2. Betaleukin^® as a means of emergency anti-radiation therapy is administered subcutaneously, within 2 hours after radiation exposure, at a dose of 1 mcg (the contents of a 1 mcg ampoule are dissolved in 1 ml of 0.9% sodium chloride solution).

3. For the treatment of tuberculosis, Betaleukin^® is administered at a dose of 0.005 mcg/kg of body weight. The drug is administered intravenously by drip over 3 hours or subcutaneously. Solutions for infusions or injections are prepared as described in paragraph 1 of this section.
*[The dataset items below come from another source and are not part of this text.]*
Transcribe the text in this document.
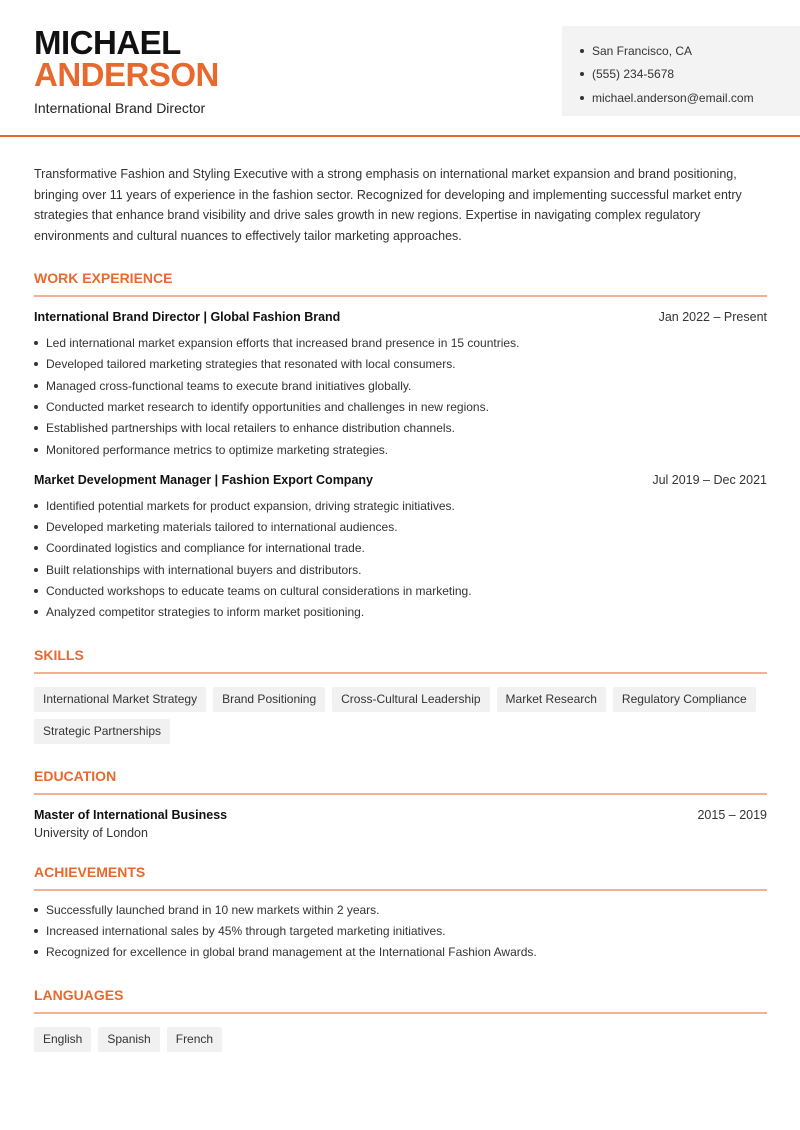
MICHAEL
ANDERSON
International Brand Director
San Francisco, CA
(555) 234-5678
michael.anderson@email.com

Transformative Fashion and Styling Executive with a strong emphasis on international market expansion and brand positioning, bringing over 11 years of experience in the fashion sector. Recognized for developing and implementing successful market entry strategies that enhance brand visibility and drive sales growth in new regions. Expertise in navigating complex regulatory environments and cultural nuances to effectively tailor marketing approaches.

WORK EXPERIENCE
International Brand Director | Global Fashion Brand	Jan 2022 – Present
Led international market expansion efforts that increased brand presence in 15 countries.
Developed tailored marketing strategies that resonated with local consumers.
Managed cross-functional teams to execute brand initiatives globally.
Conducted market research to identify opportunities and challenges in new regions.
Established partnerships with local retailers to enhance distribution channels.
Monitored performance metrics to optimize marketing strategies.
Market Development Manager | Fashion Export Company	Jul 2019 – Dec 2021
Identified potential markets for product expansion, driving strategic initiatives.
Developed marketing materials tailored to international audiences.
Coordinated logistics and compliance for international trade.
Built relationships with international buyers and distributors.
Conducted workshops to educate teams on cultural considerations in marketing.
Analyzed competitor strategies to inform market positioning.
SKILLS
International Market Strategy	Brand Positioning	Cross-Cultural Leadership	Market Research	Regulatory Compliance
Strategic Partnerships
EDUCATION
Master of International Business	2015 – 2019
University of London
ACHIEVEMENTS
Successfully launched brand in 10 new markets within 2 years.
Increased international sales by 45% through targeted marketing initiatives.
Recognized for excellence in global brand management at the International Fashion Awards.
LANGUAGES
English	Spanish	French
Treatment is carried out as a course of 5 daily procedures.

Betaleukin^® is prescribed against the background of the use of anti-tuberculosis drugs; specific polychemotherapy is carried out with 4 drugs selected in accordance with the drug sensitivity of Mycobacterium tuberculosis.

4. Complex antiviral therapy for patients with chronic viral hepatitis C, genotype 1, who have not achieved a virological response to therapy with pegylated or standard interferons and ribavirin, is supplemented with the drug Betaleukin^® at a dose of 0.5 mcg (0.25 mcg if the patient’s body weight is less than 70 kg) subcutaneously 3 times a week (Monday, Wednesday, Friday), in courses of 3 weeks, for a total of 6 courses with intervals of 6 weeks; the total duration of antiviral therapy is 48 weeks.

Contraindications

• Individual intolerance;
• In patients in the stage of septic shock and with severe fever;
• Pregnancy, breastfeeding period;
• Children under 18 years of age.

Contraindications for the appointment of Betaleukin^® as a means of emergency anti-radiation therapy

• Combined radiation-thermal injuries (CRTI);
• Febrile conditions;
• Severe hypotension;
• Shock.

Contraindications for the appointment of Betaleukin^® in the treatment of tuberculosis

• Lesion volume of more than 3 segments (including dissemination foci),
• Presence of destruction cavities larger than 3 cm;
• Predominance of exudative tissue reaction in the lung tissue;
• Severe symptoms of intoxication, including hyperthermia.

Use in Pregnancy and Lactation

Contraindicated during pregnancy and lactation.

Pediatric Use

Contraindicated in children under 18 years of age.

Storage Conditions

Store at 2°C (36°F) to 15°C (59°F). Keep in original packaging, protected from light. Keep out of reach of children.

Dispensing Status

Rx Only

Important Safety Information

This information is for educational purposes only and does not replace professional medical advice. Always consult your doctor before use. Dosage and side effects may vary. Use only as prescribed.